Hi Stephan and others in this group,
I tested v.3.3.1 with a small T20S data set in a workstation (CentOS 7.5) containing 4 RTX3090 GPUs. The test went well. But when I imported a larger set of particles from a Relion job (~370,000 with a box of 432 x 432), 2D classification failed after 4 runs due to “pycuda._driver.MemoryError: cuMemHostAlloc failed: out of memory”. Each GPU has 24 GB memory with Driver Version: 460.27.04 and CUDA Version: 11.2. GPU1-3 were used and memory usage was relatively low most of the time (less than 10 GB).
I wonder if you ever encountered the same error. GPU0 was not used due to X-server.
Thanks for your attention.
Qiu-Xing

I’m also on v3.3.1 +220315 on CentOS7 and now continuously getting “pycuda._driver.MemoryError: cuMemHostAlloc failed: out of memory” on small jobs (class2D, ab initio, and homo ref with binned particles). These jobs may complete normally when cloned. nvidia-smi indicates less than 1gb of memory used at the time of failure w/ fan 47% and temp 52C and power 123/350 W for a 3080Ti.
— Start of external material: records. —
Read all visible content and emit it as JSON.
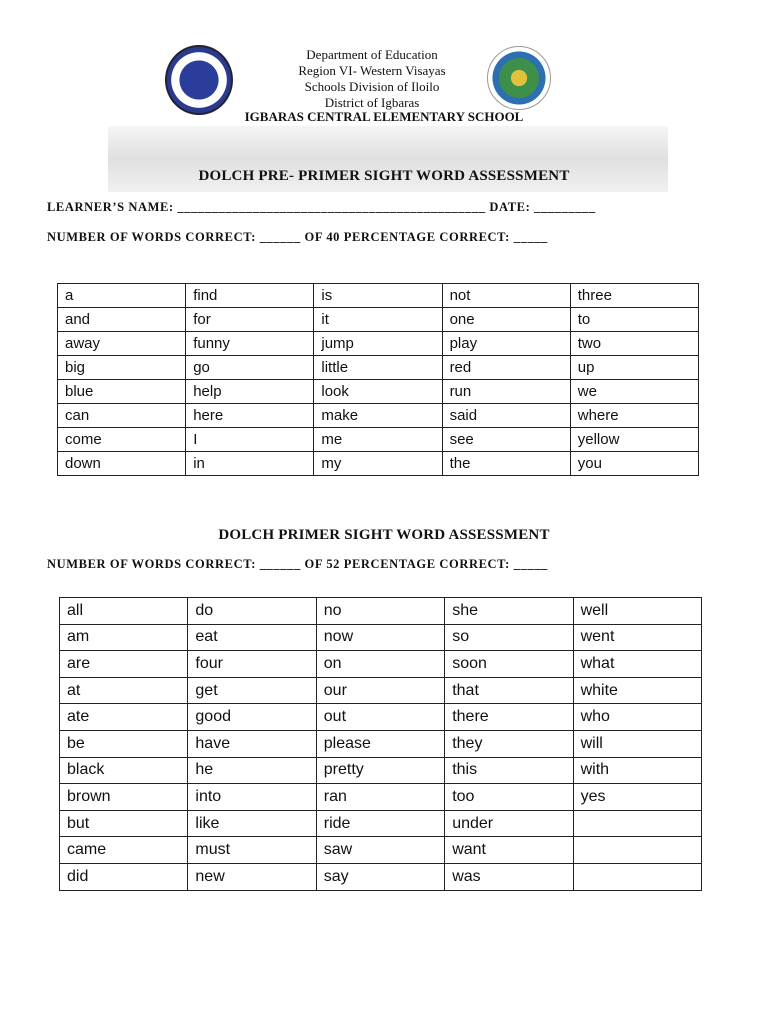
{
  "header": {
    "lines": [
      "Department of Education",
      "Region VI- Western Visayas",
      "Schools Division of Iloilo",
      "District of Igbaras"
    ],
    "school": "IGBARAS CENTRAL ELEMENTARY SCHOOL",
    "logo_left_text": "KAGAWARAN NG EDUKASYON · REPUBLIKA NG PILIPINAS",
    "logo_right_text": "IGBARAS CENTRAL ELEMENTARY SCHOOL"
  },
  "section1": {
    "title": "DOLCH PRE- PRIMER SIGHT WORD ASSESSMENT",
    "name_line": "LEARNER’S NAME: _____________________________________________ DATE: _________",
    "count_line": "NUMBER OF WORDS CORRECT: ______ OF 40 PERCENTAGE CORRECT: _____",
    "rows": [
      [
        "a",
        "find",
        "is",
        "not",
        "three"
      ],
      [
        "and",
        "for",
        "it",
        "one",
        "to"
      ],
      [
        "away",
        "funny",
        "jump",
        "play",
        "two"
      ],
      [
        "big",
        "go",
        "little",
        "red",
        "up"
      ],
      [
        "blue",
        "help",
        "look",
        "run",
        "we"
      ],
      [
        "can",
        "here",
        "make",
        "said",
        "where"
      ],
      [
        "come",
        "I",
        "me",
        "see",
        "yellow"
      ],
      [
        "down",
        "in",
        "my",
        "the",
        "you"
      ]
    ]
  },
  "section2": {
    "title": "DOLCH PRIMER SIGHT WORD ASSESSMENT",
    "count_line": "NUMBER OF WORDS CORRECT: ______ OF 52 PERCENTAGE CORRECT: _____",
    "rows": [
      [
        "all",
        "do",
        "no",
        "she",
        "well"
      ],
      [
        "am",
        "eat",
        "now",
        "so",
        "went"
      ],
      [
        "are",
        "four",
        "on",
        "soon",
        "what"
      ],
      [
        "at",
        "get",
        "our",
        "that",
        "white"
      ],
      [
        "ate",
        "good",
        "out",
        "there",
        "who"
      ],
      [
        "be",
        "have",
        "please",
        "they",
        "will"
      ],
      [
        "black",
        "he",
        "pretty",
        "this",
        "with"
      ],
      [
        "brown",
        "into",
        "ran",
        "too",
        "yes"
      ],
      [
        "but",
        "like",
        "ride",
        "under",
        ""
      ],
      [
        "came",
        "must",
        "saw",
        "want",
        ""
      ],
      [
        "did",
        "new",
        "say",
        "was",
        ""
      ]
    ]
  }
}
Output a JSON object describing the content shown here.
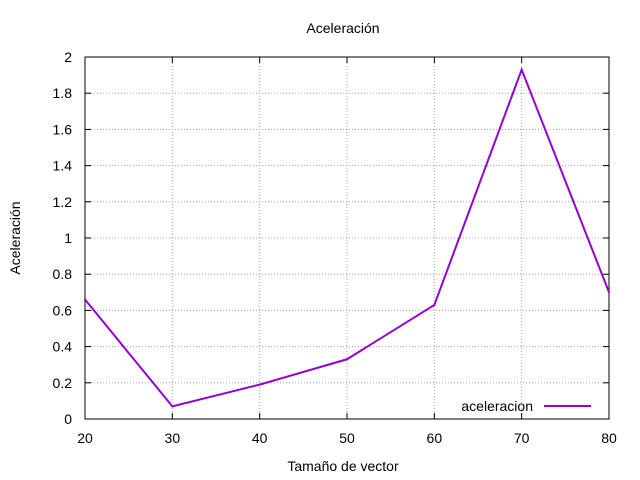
{
  "chart_data": {
    "type": "line",
    "title": "Aceleración",
    "xlabel": "Tamaño de vector",
    "ylabel": "Aceleración",
    "xlim": [
      20,
      80
    ],
    "ylim": [
      0,
      2
    ],
    "x_ticks": [
      20,
      30,
      40,
      50,
      60,
      70,
      80
    ],
    "y_ticks": [
      0,
      0.2,
      0.4,
      0.6,
      0.8,
      1,
      1.2,
      1.4,
      1.6,
      1.8,
      2
    ],
    "grid": true,
    "legend_position": "bottom-right",
    "series": [
      {
        "name": "aceleracion",
        "color": "#9400d3",
        "x": [
          20,
          30,
          40,
          50,
          60,
          70,
          80
        ],
        "y": [
          0.66,
          0.07,
          0.19,
          0.33,
          0.63,
          1.93,
          0.7
        ]
      }
    ]
  }
}
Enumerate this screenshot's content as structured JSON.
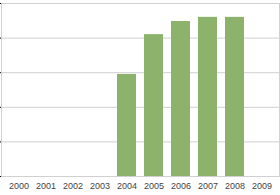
{
  "chart_data": {
    "type": "bar",
    "categories": [
      "2000",
      "2001",
      "2002",
      "2003",
      "2004",
      "2005",
      "2006",
      "2007",
      "2008",
      "2009"
    ],
    "values": [
      null,
      null,
      null,
      null,
      2.95,
      4.1,
      4.48,
      4.6,
      4.6,
      null
    ],
    "color": "#8cb26b",
    "ylim": [
      0,
      5
    ],
    "yticks": [
      0,
      1,
      2,
      3,
      4,
      5
    ],
    "grid": true,
    "tick_labels": "x"
  }
}
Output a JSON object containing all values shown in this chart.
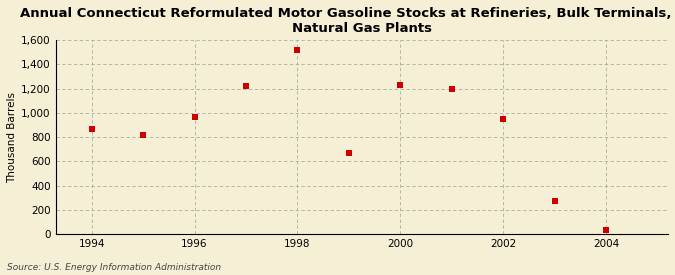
{
  "title": "Annual Connecticut Reformulated Motor Gasoline Stocks at Refineries, Bulk Terminals, and\nNatural Gas Plants",
  "ylabel": "Thousand Barrels",
  "source": "Source: U.S. Energy Information Administration",
  "years": [
    1994,
    1995,
    1996,
    1997,
    1998,
    1999,
    2000,
    2001,
    2002,
    2003,
    2004
  ],
  "values": [
    870,
    820,
    970,
    1220,
    1520,
    670,
    1230,
    1200,
    950,
    275,
    35
  ],
  "marker_color": "#cc0000",
  "marker": "s",
  "marker_size": 4,
  "background_color": "#f5efd5",
  "grid_color": "#aaaaaa",
  "ylim": [
    0,
    1600
  ],
  "yticks": [
    0,
    200,
    400,
    600,
    800,
    1000,
    1200,
    1400,
    1600
  ],
  "xlim": [
    1993.3,
    2005.2
  ],
  "xticks": [
    1994,
    1996,
    1998,
    2000,
    2002,
    2004
  ],
  "title_fontsize": 9.5,
  "label_fontsize": 7.5,
  "tick_fontsize": 7.5,
  "source_fontsize": 6.5
}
I’ve been running stably on 3.3.1 +220315 for months and the failure rate has increased a lot recently despite no update to software or drivers.

@user123 @jiangq9992003
cuMemHostAlloc relates to host (rather than GPU) memory.
Do your cryosparc_worker/config.sh files define
export CRYOSPARC_NO_PAGELOCK=true?
Please see CUDA memory error during 2D classification - #9 by spunjani for a related discussion.

2 Likes

Hi,
I would like to know if someone found a solution for this ‘out of memory’ issue.
I have encountered same error during ab initio reconstruction with v4.2.1 (CUDA ver 11.3, CentOS-7)
I have ~3mil particles with box size of 300.
Thanks!

Please post the text of the error message(s) and traceback(s) from the Event Log
and job log (Metadata|Log).
In case you observed precisely cuMemHostAlloc,

@wtempel
Thank you so much for your answer.
Adding export CRYOSPARC_NO_PAGELOCK=true in cryosparc_worker/config.sh worked for me - and it is running without errors.